Son port fier, son costume riche, quoique sévère, de velours noir, contrastaient singulièrement avec l'humble aspect du logis qu'il avait choisi pour sa demeure:

—Oh! dit-il, en nous jetant un regard pénétrant, deux d'entre vous sont novices à la guerre, et l'autre est un vieux soldat. Vous avez été poursuivis, à ce que je vois.

—Mais comment le savez-vous? demanda Saxon.

—Ah! mon ami, moi aussi j'ai servi en mon temps. Mes yeux ne sont point si vieux qu'ils ne puissent reconnaître que des chevaux ont été éperonnés à outrance, et il n'est pas malaisé de voir que l'épée de ce jeune géant a été employée à une besogne moins innocente qu'à griller du lard. Votre assertion peut donc s'admettre. Un véritable soldat commence toujours par s'occuper de son cheval. Je vous prie donc de mettre les vôtres à l'entrave au dehors, car je n'ai ni valet d'écurie ni domestiques à qui les confier.

La maison inconnue, où nous entrâmes aussitôt, avait été agrandie aux dépens de la pente de la hauteur contre laquelle elle avait été construite, en sorte qu'elle formait une salle très longue et très étroite.

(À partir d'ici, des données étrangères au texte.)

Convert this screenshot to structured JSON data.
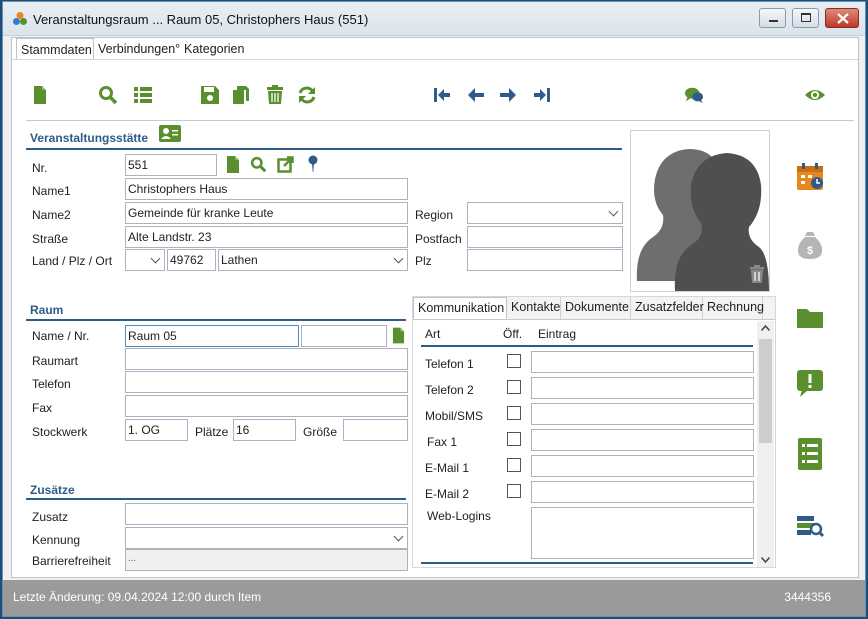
{
  "window": {
    "title": "Veranstaltungsraum ... Raum 05, Christophers Haus (551)"
  },
  "top_tabs": [
    "Stammdaten",
    "Verbindungen°",
    "Kategorien"
  ],
  "toolbar_icons": [
    "new-document-icon",
    "search-icon",
    "list-icon",
    "save-icon",
    "copy-icon",
    "delete-icon",
    "refresh-icon",
    "first-icon",
    "previous-icon",
    "next-icon",
    "last-icon",
    "chat-icon",
    "view-icon"
  ],
  "venue": {
    "section_title": "Veranstaltungsstätte",
    "nr_label": "Nr.",
    "nr_value": "551",
    "name1_label": "Name1",
    "name1_value": "Christophers Haus",
    "name2_label": "Name2",
    "name2_value": "Gemeinde für kranke Leute",
    "street_label": "Straße",
    "street_value": "Alte Landstr. 23",
    "country_label": "Land / Plz / Ort",
    "country_value": "",
    "zip_value": "49762",
    "city_value": "Lathen",
    "region_label": "Region",
    "region_value": "",
    "postfach_label": "Postfach",
    "postfach_value": "",
    "plz_label": "Plz",
    "plz_value": ""
  },
  "room": {
    "section_title": "Raum",
    "name_label": "Name / Nr.",
    "name_value": "Raum 05",
    "nr_value": "",
    "type_label": "Raumart",
    "type_value": "",
    "phone_label": "Telefon",
    "phone_value": "",
    "fax_label": "Fax",
    "fax_value": "",
    "floor_label": "Stockwerk",
    "floor_value": "1. OG",
    "seats_label": "Plätze",
    "seats_value": "16",
    "size_label": "Größe",
    "size_value": ""
  },
  "extras": {
    "section_title": "Zusätze",
    "zusatz_label": "Zusatz",
    "zusatz_value": "",
    "kennung_label": "Kennung",
    "kennung_value": "",
    "barrier_label": "Barrierefreiheit",
    "barrier_value": "..."
  },
  "comm": {
    "tabs": [
      "Kommunikation",
      "Kontakte",
      "Dokumente",
      "Zusatzfelder",
      "Rechnung"
    ],
    "col_art": "Art",
    "col_off": "Öff.",
    "col_entry": "Eintrag",
    "rows": [
      {
        "label": "Telefon 1",
        "value": ""
      },
      {
        "label": "Telefon 2",
        "value": ""
      },
      {
        "label": "Mobil/SMS",
        "value": ""
      },
      {
        "label": "Fax 1",
        "value": ""
      },
      {
        "label": "E-Mail 1",
        "value": ""
      },
      {
        "label": "E-Mail 2",
        "value": ""
      }
    ],
    "weblogins_label": "Web-Logins",
    "weblogins_value": ""
  },
  "side_icons": [
    "calendar-icon",
    "money-bag-icon",
    "folder-icon",
    "alert-message-icon",
    "checklist-icon",
    "search-records-icon"
  ],
  "status": {
    "last_change": "Letzte Änderung: 09.04.2024 12:00 durch Item",
    "record_id": "3444356"
  },
  "colors": {
    "accent_green": "#5a8f2e",
    "accent_blue": "#2f5b8a",
    "orange": "#e8871e"
  }
}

Les extrémités de cette grande pièce, au moment de notre entrée, étaient plongées dans l'ombre, mais au centre flambait avec une vive lumière un brasier plein de charbon, au-dessus duquel était suspendue une marmite de cuivre.

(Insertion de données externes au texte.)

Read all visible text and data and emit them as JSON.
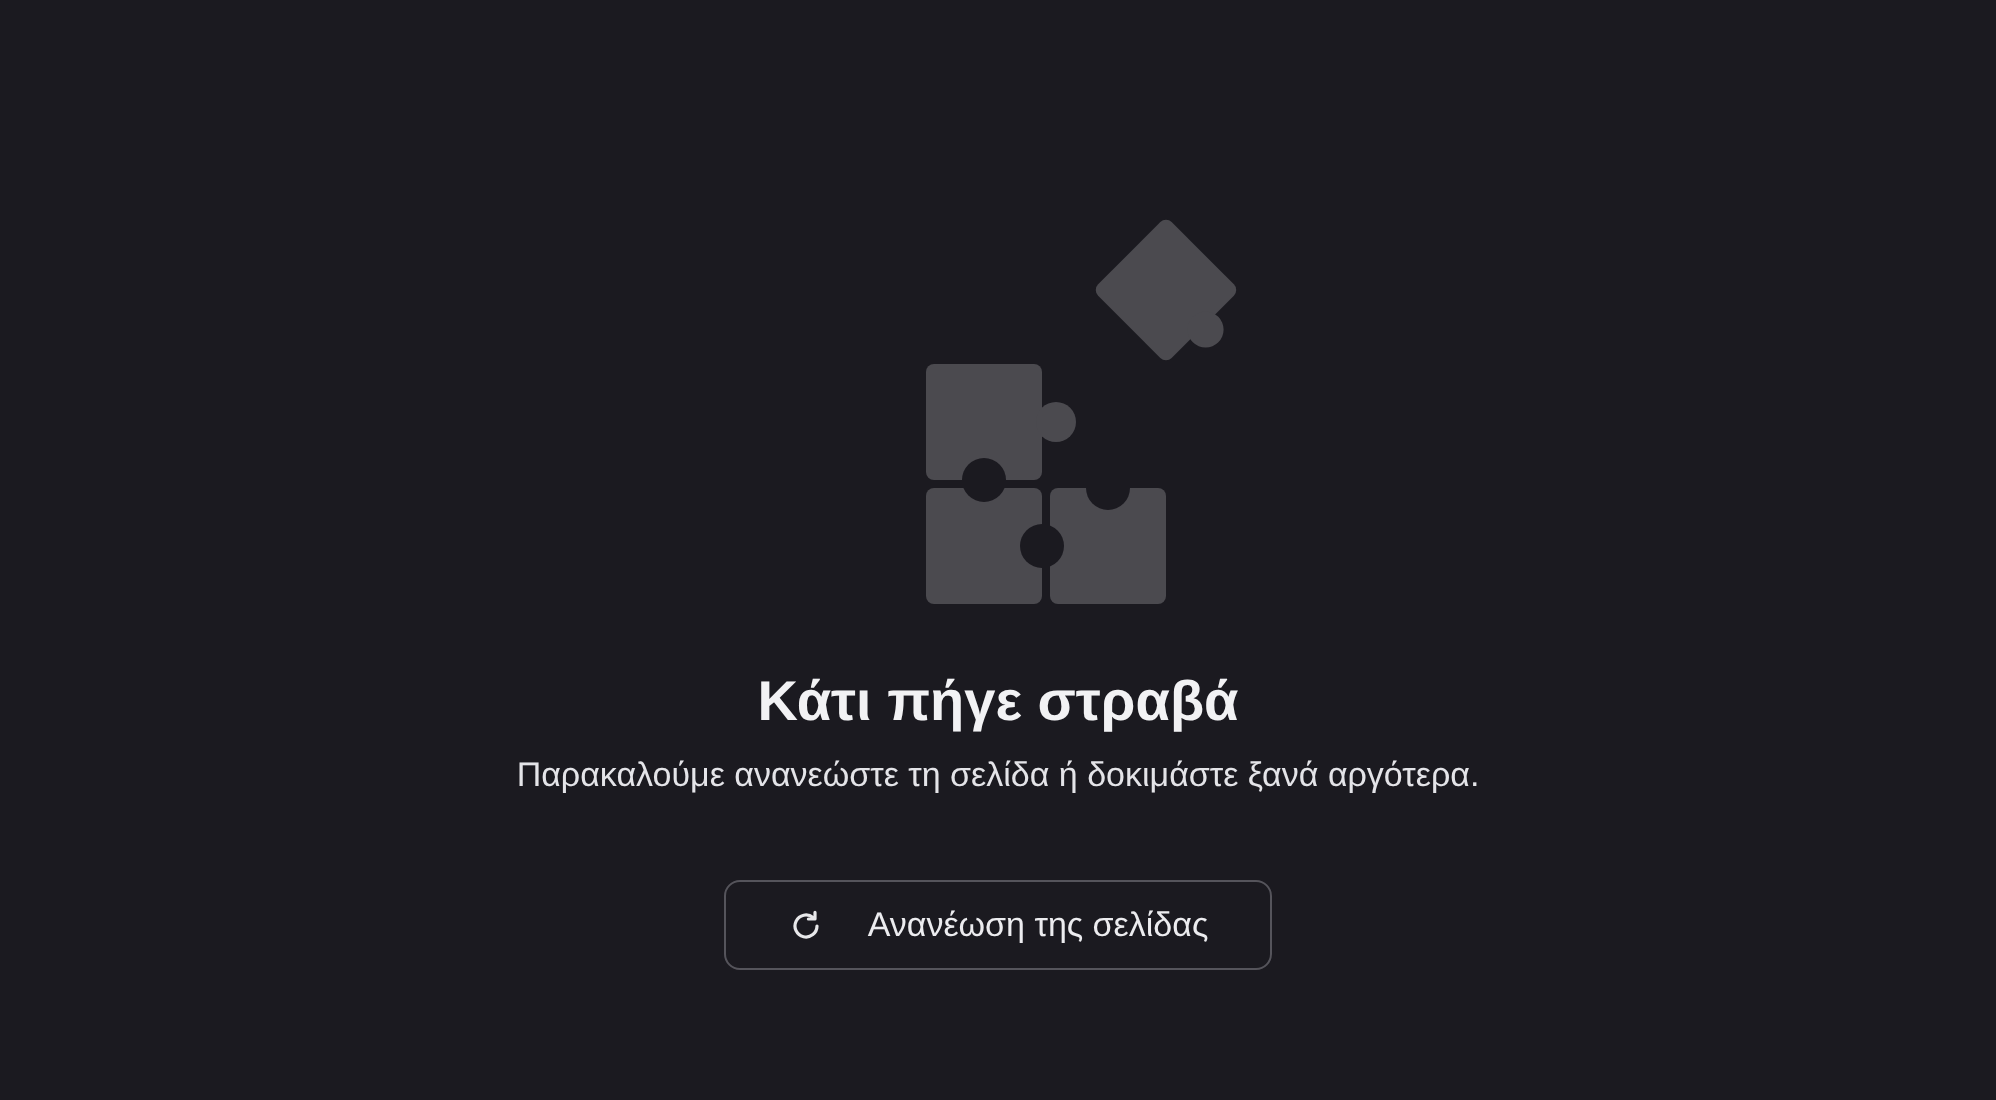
{
  "error": {
    "title": "Κάτι πήγε στραβά",
    "message": "Παρακαλούμε ανανεώστε τη σελίδα ή δοκιμάστε ξανά αργότερα.",
    "button": "Ανανέωση της σελίδας"
  }
}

À côté du feu, une longue table de bois était couverte de flacons de verre au goulot recourbé, de bassins, de tubes, d'autres instruments dont je ne connaissais ni le nom ni l'usage.

Une longue rangée de bouteilles contenant des liquides et des poudres de diverses couleurs était disposée sur une étagère.

Une autre étagère supportait une assez belle collection de volumes bruns.